Clinical Metabolomics: the next stage of clinical biochemistry

Angelo D’Alessandro 1, Bruno Giardina 2, Federica Gevi 1, Anna Maria Timperio 1, Lello Zolla 1,
PMCID: PMC3418628  PMID: 22890264

Introduction

Centuries of scientific advances have paved the way for the relatively recent great strides in clinical biochemistry, a field which mainly relies upon biochemical analyses of various body fluids, prime amongst which are urine1, blood and cerebrospinal fluid2. Technological innovation, through the introduction of cutting edge instrumentation has enabled decades of substantial improvements in the field of standard analytical chemistry in the clinical setting.

At its dawn, clinical biochemistry relied on rudimental approaches, such as in the case of Richard Bright’s (1789–1858) test for proteinuria in cases of suspected renal disease, in which a candle flame was used to heat urine in a tablespoon3.

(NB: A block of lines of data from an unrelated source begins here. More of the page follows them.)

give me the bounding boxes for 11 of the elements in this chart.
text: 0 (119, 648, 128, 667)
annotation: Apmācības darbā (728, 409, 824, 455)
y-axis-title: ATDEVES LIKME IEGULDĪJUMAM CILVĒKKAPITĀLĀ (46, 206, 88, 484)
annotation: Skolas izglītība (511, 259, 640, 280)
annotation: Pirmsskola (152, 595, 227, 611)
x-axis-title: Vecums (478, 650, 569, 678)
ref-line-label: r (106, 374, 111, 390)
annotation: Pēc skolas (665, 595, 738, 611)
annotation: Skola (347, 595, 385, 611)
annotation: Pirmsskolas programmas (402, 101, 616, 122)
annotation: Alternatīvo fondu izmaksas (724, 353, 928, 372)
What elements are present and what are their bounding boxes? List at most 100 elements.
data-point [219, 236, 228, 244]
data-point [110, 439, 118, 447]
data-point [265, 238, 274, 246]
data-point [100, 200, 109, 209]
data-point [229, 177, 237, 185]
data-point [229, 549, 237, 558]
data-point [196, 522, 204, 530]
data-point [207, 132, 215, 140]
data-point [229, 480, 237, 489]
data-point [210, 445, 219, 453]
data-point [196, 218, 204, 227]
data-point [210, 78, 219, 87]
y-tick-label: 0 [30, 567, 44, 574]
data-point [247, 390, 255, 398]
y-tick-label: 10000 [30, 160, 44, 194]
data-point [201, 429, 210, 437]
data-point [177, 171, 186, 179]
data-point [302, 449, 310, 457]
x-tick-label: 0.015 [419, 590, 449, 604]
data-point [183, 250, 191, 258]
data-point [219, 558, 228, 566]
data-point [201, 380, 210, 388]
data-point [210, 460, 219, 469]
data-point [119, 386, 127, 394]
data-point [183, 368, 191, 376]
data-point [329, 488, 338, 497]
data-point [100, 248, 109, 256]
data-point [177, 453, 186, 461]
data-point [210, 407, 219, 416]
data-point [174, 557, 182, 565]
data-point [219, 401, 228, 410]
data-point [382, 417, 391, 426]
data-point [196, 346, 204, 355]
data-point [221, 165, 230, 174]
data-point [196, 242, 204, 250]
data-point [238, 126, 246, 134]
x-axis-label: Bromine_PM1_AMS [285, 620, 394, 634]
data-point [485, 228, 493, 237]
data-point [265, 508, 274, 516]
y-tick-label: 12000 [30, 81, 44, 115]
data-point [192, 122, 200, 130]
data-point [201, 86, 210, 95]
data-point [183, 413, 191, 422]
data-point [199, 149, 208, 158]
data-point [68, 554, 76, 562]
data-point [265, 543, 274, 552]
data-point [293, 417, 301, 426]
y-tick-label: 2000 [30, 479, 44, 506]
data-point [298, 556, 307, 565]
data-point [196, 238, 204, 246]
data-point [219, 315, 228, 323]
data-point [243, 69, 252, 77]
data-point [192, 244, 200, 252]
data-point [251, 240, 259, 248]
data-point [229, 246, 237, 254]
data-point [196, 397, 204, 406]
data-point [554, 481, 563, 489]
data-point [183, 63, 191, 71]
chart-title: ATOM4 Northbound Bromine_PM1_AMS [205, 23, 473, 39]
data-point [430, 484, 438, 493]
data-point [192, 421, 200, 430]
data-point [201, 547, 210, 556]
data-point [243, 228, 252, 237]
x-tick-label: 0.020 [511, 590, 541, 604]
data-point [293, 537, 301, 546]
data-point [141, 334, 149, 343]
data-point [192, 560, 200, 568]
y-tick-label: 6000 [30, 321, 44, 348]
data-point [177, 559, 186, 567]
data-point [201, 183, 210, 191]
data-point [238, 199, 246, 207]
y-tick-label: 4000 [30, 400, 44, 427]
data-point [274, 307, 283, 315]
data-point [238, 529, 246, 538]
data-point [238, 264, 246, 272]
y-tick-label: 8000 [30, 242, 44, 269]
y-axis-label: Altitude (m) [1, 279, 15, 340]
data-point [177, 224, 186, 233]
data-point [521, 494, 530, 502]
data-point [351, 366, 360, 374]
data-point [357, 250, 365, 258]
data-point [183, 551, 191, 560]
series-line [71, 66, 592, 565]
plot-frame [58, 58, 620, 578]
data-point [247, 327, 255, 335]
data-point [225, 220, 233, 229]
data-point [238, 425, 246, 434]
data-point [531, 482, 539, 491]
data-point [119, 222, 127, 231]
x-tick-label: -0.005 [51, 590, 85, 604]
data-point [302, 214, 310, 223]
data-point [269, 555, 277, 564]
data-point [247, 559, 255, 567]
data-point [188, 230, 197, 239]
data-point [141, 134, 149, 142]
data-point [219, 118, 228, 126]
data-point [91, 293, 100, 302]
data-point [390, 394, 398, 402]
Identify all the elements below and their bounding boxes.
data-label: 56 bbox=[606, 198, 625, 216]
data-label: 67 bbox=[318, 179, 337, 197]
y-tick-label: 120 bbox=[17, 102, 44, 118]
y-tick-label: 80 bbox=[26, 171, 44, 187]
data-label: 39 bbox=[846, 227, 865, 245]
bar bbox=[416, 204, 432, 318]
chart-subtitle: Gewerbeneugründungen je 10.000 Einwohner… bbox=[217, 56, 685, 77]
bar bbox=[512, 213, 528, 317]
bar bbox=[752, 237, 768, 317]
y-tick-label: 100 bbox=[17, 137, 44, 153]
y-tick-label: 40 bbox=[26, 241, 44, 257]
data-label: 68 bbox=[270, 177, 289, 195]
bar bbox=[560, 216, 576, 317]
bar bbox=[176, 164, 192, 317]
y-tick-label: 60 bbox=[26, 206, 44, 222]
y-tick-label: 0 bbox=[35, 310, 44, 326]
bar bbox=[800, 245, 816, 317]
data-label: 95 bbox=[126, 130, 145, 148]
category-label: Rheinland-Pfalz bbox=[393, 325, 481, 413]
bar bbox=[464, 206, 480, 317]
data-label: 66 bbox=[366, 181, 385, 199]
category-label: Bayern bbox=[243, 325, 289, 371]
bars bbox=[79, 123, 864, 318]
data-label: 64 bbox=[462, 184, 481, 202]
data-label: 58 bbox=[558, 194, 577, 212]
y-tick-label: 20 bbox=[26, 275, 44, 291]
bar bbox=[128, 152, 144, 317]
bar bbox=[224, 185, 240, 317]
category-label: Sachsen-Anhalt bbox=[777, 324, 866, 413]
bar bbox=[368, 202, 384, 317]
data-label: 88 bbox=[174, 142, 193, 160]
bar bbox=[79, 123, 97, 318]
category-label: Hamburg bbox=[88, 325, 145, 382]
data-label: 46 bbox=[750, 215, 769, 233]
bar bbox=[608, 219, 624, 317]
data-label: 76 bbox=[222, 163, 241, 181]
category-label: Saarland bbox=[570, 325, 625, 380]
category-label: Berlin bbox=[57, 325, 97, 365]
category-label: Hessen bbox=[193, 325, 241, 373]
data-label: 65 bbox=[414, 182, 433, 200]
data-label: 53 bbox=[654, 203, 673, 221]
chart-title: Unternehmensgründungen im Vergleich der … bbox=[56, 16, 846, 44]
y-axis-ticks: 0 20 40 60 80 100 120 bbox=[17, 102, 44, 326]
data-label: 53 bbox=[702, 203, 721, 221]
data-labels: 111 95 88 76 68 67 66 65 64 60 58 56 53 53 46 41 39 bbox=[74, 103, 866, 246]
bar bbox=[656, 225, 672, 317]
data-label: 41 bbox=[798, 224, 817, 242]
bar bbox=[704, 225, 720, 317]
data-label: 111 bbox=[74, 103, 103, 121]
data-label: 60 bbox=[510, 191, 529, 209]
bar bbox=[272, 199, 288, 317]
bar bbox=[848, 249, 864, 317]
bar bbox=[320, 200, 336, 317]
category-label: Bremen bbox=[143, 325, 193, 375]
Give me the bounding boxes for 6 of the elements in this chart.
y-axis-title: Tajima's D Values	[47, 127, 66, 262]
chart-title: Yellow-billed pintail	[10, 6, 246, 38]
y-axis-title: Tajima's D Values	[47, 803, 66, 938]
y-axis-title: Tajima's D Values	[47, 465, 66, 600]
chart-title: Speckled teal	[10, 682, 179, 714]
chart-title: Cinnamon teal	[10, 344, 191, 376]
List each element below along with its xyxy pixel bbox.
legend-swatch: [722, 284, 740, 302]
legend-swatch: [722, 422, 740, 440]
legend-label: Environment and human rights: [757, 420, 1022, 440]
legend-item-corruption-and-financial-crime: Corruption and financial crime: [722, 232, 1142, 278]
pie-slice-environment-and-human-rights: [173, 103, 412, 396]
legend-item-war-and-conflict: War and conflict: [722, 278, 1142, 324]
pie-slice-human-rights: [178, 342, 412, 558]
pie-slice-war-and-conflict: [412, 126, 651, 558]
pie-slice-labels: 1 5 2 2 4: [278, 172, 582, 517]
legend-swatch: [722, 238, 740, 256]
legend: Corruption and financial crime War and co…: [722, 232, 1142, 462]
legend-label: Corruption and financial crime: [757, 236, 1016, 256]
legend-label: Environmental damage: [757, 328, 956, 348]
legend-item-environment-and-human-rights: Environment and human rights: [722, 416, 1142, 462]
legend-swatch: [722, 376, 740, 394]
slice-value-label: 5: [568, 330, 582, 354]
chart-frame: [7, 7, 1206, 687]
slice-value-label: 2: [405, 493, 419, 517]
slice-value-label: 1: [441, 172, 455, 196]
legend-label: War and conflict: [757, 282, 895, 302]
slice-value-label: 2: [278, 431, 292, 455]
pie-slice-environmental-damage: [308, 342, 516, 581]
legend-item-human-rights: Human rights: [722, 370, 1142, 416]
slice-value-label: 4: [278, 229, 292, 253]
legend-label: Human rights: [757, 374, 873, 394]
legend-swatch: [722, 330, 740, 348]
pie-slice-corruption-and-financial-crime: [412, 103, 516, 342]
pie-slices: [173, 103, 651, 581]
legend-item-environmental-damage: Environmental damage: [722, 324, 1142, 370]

Only minor technological improvements could date back to the early twentieth century. As reported by Olukoga et al.4, the equipment of a clinical pathology laboratory within a 200-bedded American hospital in 1920 listed “a centrifuge, a urinometer, two monocular microscopes, two small substage microscope lights, a Bunsen burner, a Dubosq colorimeter, a basal metabolic rate machine, an electro-cardiograph, a microtome, a knife, a paraffin bath, a few antisera and an assortment of test tubes, beakers and pipettes”.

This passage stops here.